Non un semplice incidente, secondo Marsilio, ma una precisa scelta “da burocrazia sovietica con tanto di miti sui piani quinquennali“.
Ecco il suo intervento a “Lavori in corso”.
“C’è un dato ossia Rt, che quando supera 1,50 farebbe entrare nello scenario 3. Noi abbiamo toccato 1,51 e quindi questo indice Rt ci farebbe già da questo punto di vista questo scenario 3. Tuttavia ci sono regioni che hanno un indice maggiore del nostro e sono ancora in zona gialla.
Oggi non esiste un ospedale che non ha problemi. I Pronto soccorso sono presi di assalto, le terapie intensive sono aumentate e hanno superato le disponibilità all’interno dei reparti di malattie infettive e pneumologia, il che significa dover sottrarre a chirurgia altri spazi anche per reperire personale. Nessuno può fornire risorse economiche, si sta ovunque raschiando il fondo del barile. Il personale disponibile è poco e niente, e quello che c’è lo stiamo continuando ad assumere incrementando la forza lavoro.

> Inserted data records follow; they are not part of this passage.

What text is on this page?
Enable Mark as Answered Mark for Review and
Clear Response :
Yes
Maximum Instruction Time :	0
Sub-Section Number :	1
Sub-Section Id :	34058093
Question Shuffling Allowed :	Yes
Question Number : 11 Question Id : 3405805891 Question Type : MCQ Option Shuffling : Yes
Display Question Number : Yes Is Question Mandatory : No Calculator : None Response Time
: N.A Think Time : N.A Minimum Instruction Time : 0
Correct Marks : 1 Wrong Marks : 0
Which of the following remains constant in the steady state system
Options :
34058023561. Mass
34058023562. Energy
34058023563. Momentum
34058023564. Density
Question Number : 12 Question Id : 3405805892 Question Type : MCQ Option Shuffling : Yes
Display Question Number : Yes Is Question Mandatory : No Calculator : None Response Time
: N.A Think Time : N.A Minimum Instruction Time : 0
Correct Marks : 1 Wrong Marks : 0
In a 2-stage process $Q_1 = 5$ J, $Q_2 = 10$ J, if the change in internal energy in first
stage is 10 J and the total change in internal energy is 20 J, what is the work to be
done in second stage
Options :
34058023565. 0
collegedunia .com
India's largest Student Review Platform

Chiedo una capacità di produzione e fornitura importante di altre metodologie diagnostiche e screening che sono più veloci e possono essere fatte anche nelle farmacie e nei locali comunali.

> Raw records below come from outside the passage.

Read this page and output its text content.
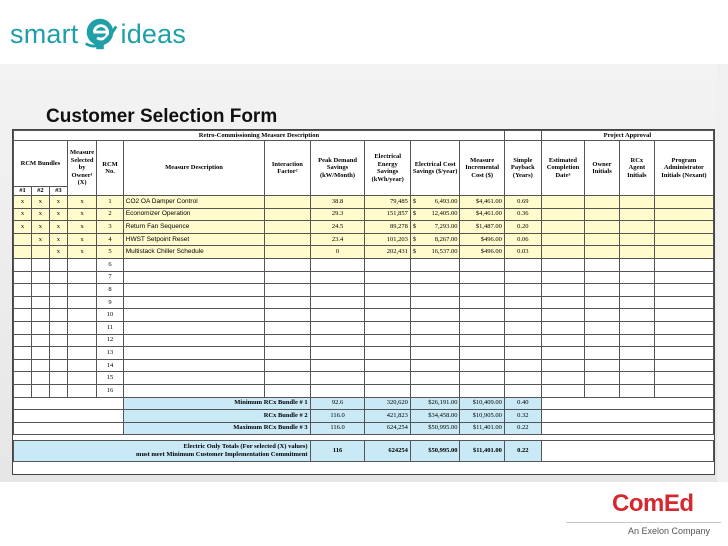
smart ideas
Customer Selection Form
Retro-Commissioning Measure Description												Project Approval			
RCM Bundles			Measure Selected by Owner¹ (X)	RCM No.	Measure Description	Interaction Factor²	Peak Demand Savings (kW/Month)	Electrical Energy Savings (kWh/year)	Electrical Cost Savings ($/year)	Measure Incremental Cost ($)	Simple Payback (Years)	Estimated Completion Date³	Owner Initials	RCx Agent Initials	Program Administrator Initials (Nexant)
#1	#2	#3													
x	x	x	x	1	CO2 OA Damper Control		38.8	79,485	$ 6,493.00	$4,461.00	0.69				
x	x	x	x	2	Economizer Operation		29.3	151,857	$ 12,405.00	$4,461.00	0.36				
x	x	x	x	3	Return Fan Sequence		24.5	89,278	$ 7,293.00	$1,487.00	0.20				
	x	x	x	4	HWST Setpoint Reset		23.4	101,203	$ 8,267.00	$496.00	0.06				
		x	x	5	Multistack Chiller Schedule		0	202,431	$ 16,537.00	$496.00	0.03				
				6											
				7											
				8											
				9											
				10											
				11											
				12											
				13											
				14											
				15											
				16											
					Minimum RCx Bundle # 1		92.6	320,620	$26,191.00	$10,409.00	0.40				
					RCx Bundle # 2		116.0	421,823	$34,458.00	$10,905.00	0.32				
					Maximum RCx Bundle # 3		116.0	624,254	$50,995.00	$11,401.00	0.22				

Electric Only Totals (For selected (X) values)
must meet Minimum Customer Implementation Commitment							116	624254	$50,995.00	$11,401.00	0.22				
ComEd
An Exelon Company
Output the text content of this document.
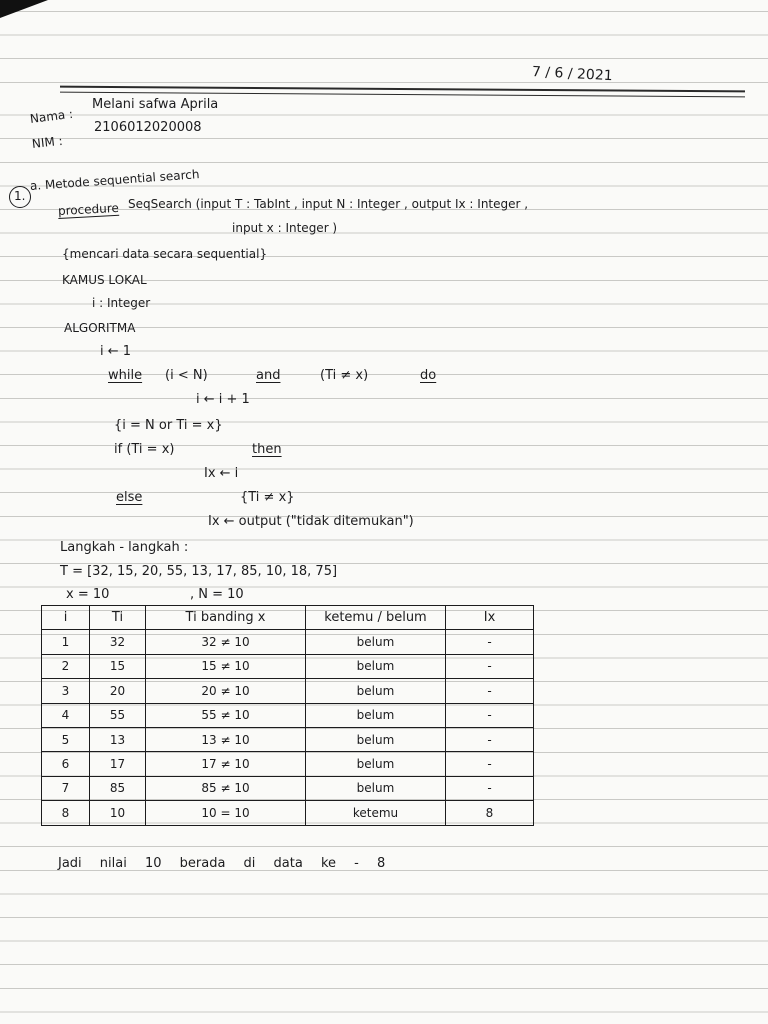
7 / 6 / 2021
Nama :
Melani safwa Aprila
NIM :
2106012020008
1.
a. Metode sequential search
procedure SeqSearch (input T : TabInt , input N : Integer , output Ix : Integer ,
input x : Integer )
{mencari data secara sequential}
KAMUS LOKAL
i : Integer
ALGORITMA
i ← 1
while (i < N)	and	(Ti ≠ x)	do
i ← i + 1
{i = N or Ti = x}
if (Ti = x)	then
Ix ← i
else	{Ti ≠ x}
Ix ← output ("tidak ditemukan")
Langkah - langkah :
T = [32, 15, 20, 55, 13, 17, 85, 10, 18, 75]
x = 10	, N = 10
i	Ti	Ti banding x	ketemu / belum	Ix
1	32	32 ≠ 10	belum	-
2	15	15 ≠ 10	belum	-
3	20	20 ≠ 10	belum	-
4	55	55 ≠ 10	belum	-
5	13	13 ≠ 10	belum	-
6	17	17 ≠ 10	belum	-
7	85	85 ≠ 10	belum	-
8	10	10 = 10	ketemu	8
Jadi nilai 10 berada di data ke - 8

Bisogna fare i conti con la realtà, le strutture sono sotto una pressione pesante e tutte le professioni mediche e sanitarie invocano misure restrittive. Sono le persone che stanno al fronte e sono anche logorate dalla stagione dura. Purtroppo siamo arrivati in questa condizione anche per le scelte politiche di percorso che io giudico sbagliate e che ho già denunciato a suo tempo.

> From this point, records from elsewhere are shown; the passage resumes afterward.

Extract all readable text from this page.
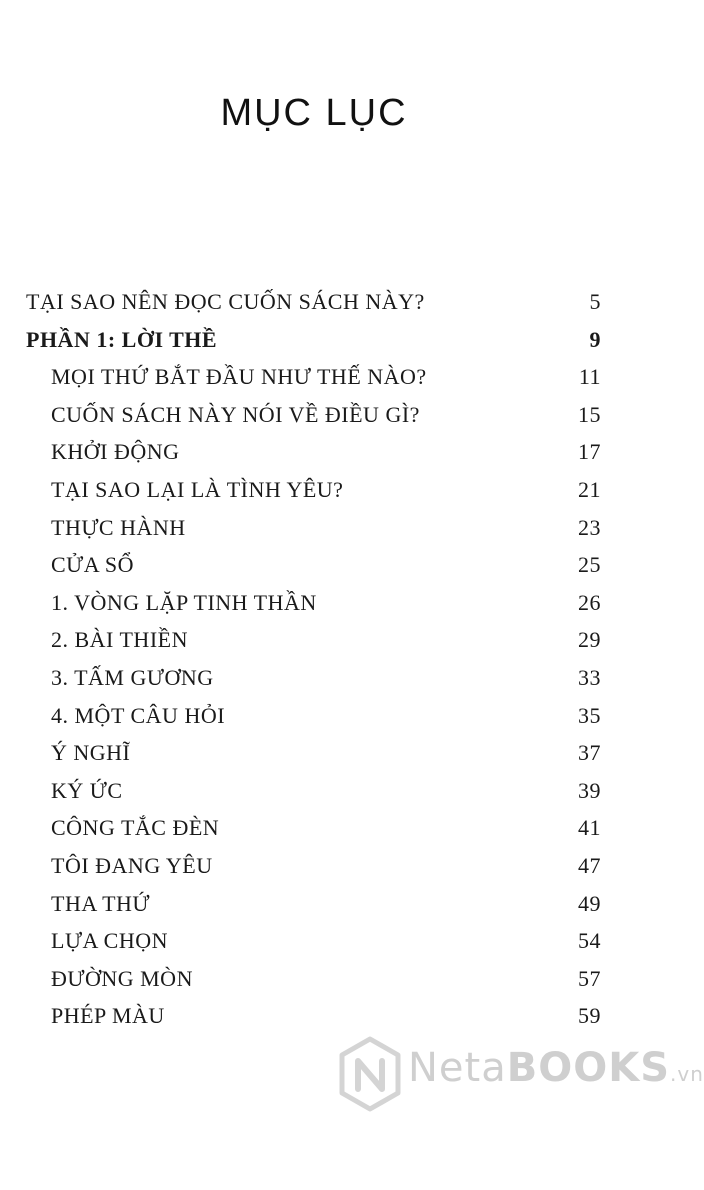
MỤC LỤC
TẠI SAO NÊN ĐỌC CUỐN SÁCH NÀY?	5
PHẦN 1: LỜI THỀ	9
MỌI THỨ BẮT ĐẦU NHƯ THẾ NÀO?	11
CUỐN SÁCH NÀY NÓI VỀ ĐIỀU GÌ?	15
KHỞI ĐỘNG	17
TẠI SAO LẠI LÀ TÌNH YÊU?	21
THỰC HÀNH	23
CỬA SỔ	25
1. VÒNG LẶP TINH THẦN	26
2. BÀI THIỀN	29
3. TẤM GƯƠNG	33
4. MỘT CÂU HỎI	35
Ý NGHĨ	37
KÝ ỨC	39
CÔNG TẮC ĐÈN	41
TÔI ĐANG YÊU	47
THA THỨ	49
LỰA CHỌN	54
ĐƯỜNG MÒN	57
PHÉP MÀU	59
NetaBOOKS.vn
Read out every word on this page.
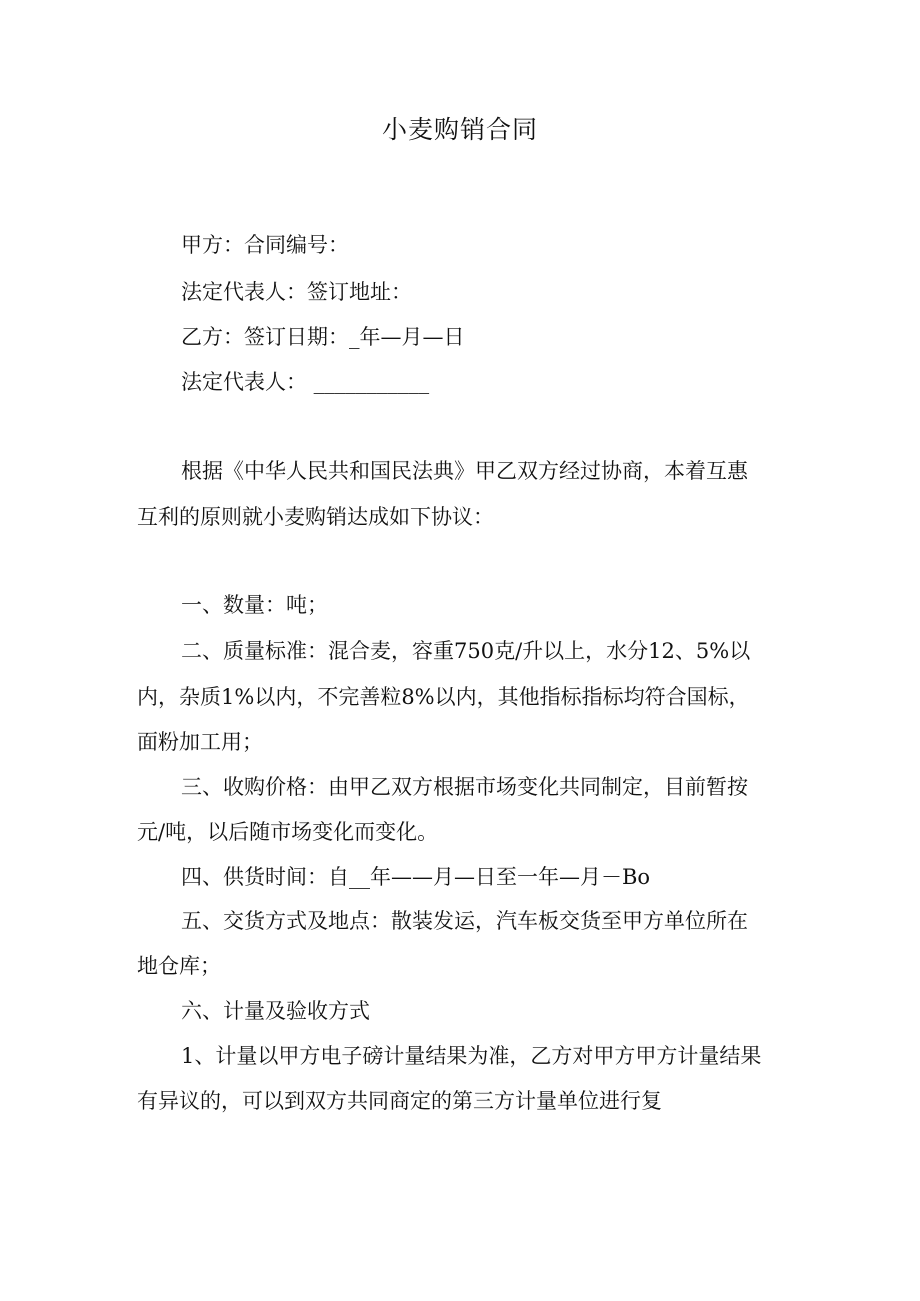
小麦购销合同
甲方：合同编号：
法定代表人：签订地址：
乙方：签订日期：_年—月—日
法定代表人： ___________
根据《中华人民共和国民法典》甲乙双方经过协商，本着互惠
互利的原则就小麦购销达成如下协议：
一、数量：吨；
二、质量标准：混合麦，容重750克/升以上，水分12、5%以
内，杂质1%以内，不完善粒8%以内，其他指标指标均符合国标，
面粉加工用；
三、收购价格：由甲乙双方根据市场变化共同制定，目前暂按
元/吨，以后随市场变化而变化。
四、供货时间：自__年——月—日至一年—月－Bo
五、交货方式及地点：散装发运，汽车板交货至甲方单位所在
地仓库；
六、计量及验收方式
1、计量以甲方电子磅计量结果为准，乙方对甲方甲方计量结果
有异议的，可以到双方共同商定的第三方计量单位进行复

Bisognava concentrarsi, anziché sulle discoteche, sulla realizzazione dei posti letto all’interno degli ospedali. Il piano di potenziamento della rete Covid era fermo perché si è scelta la strada della burocrazia sovietica per poterlo approvare e per poterci dare l’autorizzazione a fare i lavori. Nel Decreto Rilancio si stanzia più di un miliardo con l’obiettivo di arrivare alla seconda ondata pronti. Tutti lo sapevano che sarebbe arrivata ad ottobre. Bisognava dare quei soldi alle Regioni e dire ai presidenti di continuare ad agire in base alle regole previste dall’emergenza, ma questo non è stato fatto se non in minima parte. Da maggio siamo stati fermati”.